I used to see that picture of Kitchener – from any position that you took up the finger was always pointing to you. It was a wonderful poster really. And I think it assisted recruitment very much. I went to the recruiting office at
Harlesden
. And when I confronted the recruiting officer he said that I was too young, although I'd said that I was eighteen years of age. He said, 'Well, I think you're too young, son. Come back in another year or so.' He didn't believe what I said.

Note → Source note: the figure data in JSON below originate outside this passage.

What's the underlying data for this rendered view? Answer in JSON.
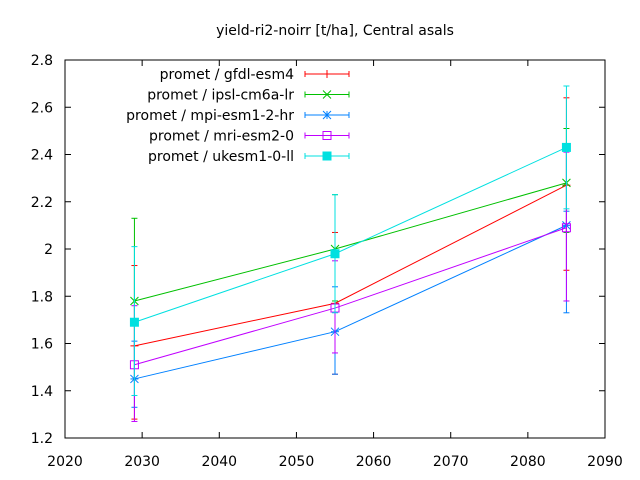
{
  "chart_data": {
    "type": "line",
    "title": "yield-ri2-noirr [t/ha], Central asals",
    "xlabel": "",
    "ylabel": "",
    "xlim": [
      2020,
      2090
    ],
    "ylim": [
      1.2,
      2.8
    ],
    "xticks": [
      2020,
      2030,
      2040,
      2050,
      2060,
      2070,
      2080,
      2090
    ],
    "yticks": [
      1.2,
      1.4,
      1.6,
      1.8,
      2,
      2.2,
      2.4,
      2.6,
      2.8
    ],
    "xtick_labels": [
      "2020",
      "2030",
      "2040",
      "2050",
      "2060",
      "2070",
      "2080",
      "2090"
    ],
    "ytick_labels": [
      "1.2",
      "1.4",
      "1.6",
      "1.8",
      "2",
      "2.2",
      "2.4",
      "2.6",
      "2.8"
    ],
    "grid": false,
    "legend_position": "top-left",
    "x": [
      2029,
      2055,
      2085
    ],
    "series": [
      {
        "name": "promet / gfdl-esm4",
        "color": "#ff0000",
        "marker": "plus",
        "values": [
          1.59,
          1.77,
          2.27
        ],
        "err_low": [
          1.28,
          1.47,
          1.91
        ],
        "err_high": [
          1.93,
          2.07,
          2.64
        ]
      },
      {
        "name": "promet / ipsl-cm6a-lr",
        "color": "#00c000",
        "marker": "cross",
        "values": [
          1.78,
          2.0,
          2.28
        ],
        "err_low": [
          1.45,
          1.78,
          2.07
        ],
        "err_high": [
          2.13,
          2.23,
          2.51
        ]
      },
      {
        "name": "promet / mpi-esm1-2-hr",
        "color": "#0080ff",
        "marker": "star",
        "values": [
          1.45,
          1.65,
          2.1
        ],
        "err_low": [
          1.33,
          1.47,
          1.73
        ],
        "err_high": [
          1.61,
          1.84,
          2.16
        ]
      },
      {
        "name": "promet / mri-esm2-0",
        "color": "#c000ff",
        "marker": "square",
        "values": [
          1.51,
          1.75,
          2.09
        ],
        "err_low": [
          1.27,
          1.56,
          1.78
        ],
        "err_high": [
          1.76,
          1.95,
          2.41
        ]
      },
      {
        "name": "promet / ukesm1-0-ll",
        "color": "#00e0e0",
        "marker": "filled-square",
        "values": [
          1.69,
          1.98,
          2.43
        ],
        "err_low": [
          1.38,
          1.73,
          2.17
        ],
        "err_high": [
          2.01,
          2.23,
          2.69
        ]
      }
    ]
  }
}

I returned home. I never said anything to my parents. And I picked up my bowler hat which my mother had bought me, and which I was only meant to wear on Sundays. And I donned that, thinking that it would make me look older. And I presented myself to the recruiting officer again – to which, this time, there was no queries. I was accepted. My mother was very hurt when I arrived home, that particular night, and told her that I had to report to
Mill Hill
next morning.

Private Frank Lindlay

14th Battalion, York and Lancaster Regiment

I have a watch that was presented to my brother by my father and mother. It says on it, '
Harry Lindlay
, 19th Year, 1910. From Father and Mother, with love.' My brother Harry, nine years older than me, was an able seaman. He went out to the Mediterranean with the fleet for several years. When he came back home on leave he'd got the watch twisted, so we put it in a shop to be repaired. He'd only been home a few days when the war started. He went back to his depot and he was put on a cruiser, and dispatched to the North Sea. His cruiser was torpedoed, and he went down with it in October 1914. I got this watch, and it's been with me ever since. It cut us up, I'll tell you that. It broke

our family up, and I was so incensed that I thought I'd do something about it. I shot off, gave a false name, and I joined the artillery at the age of fourteen, but that wasn't a fast enough job for me; I wanted to get somewhere, so I deserted and joined the infantry. I joined the 2nd Barnsley Pals Battalion.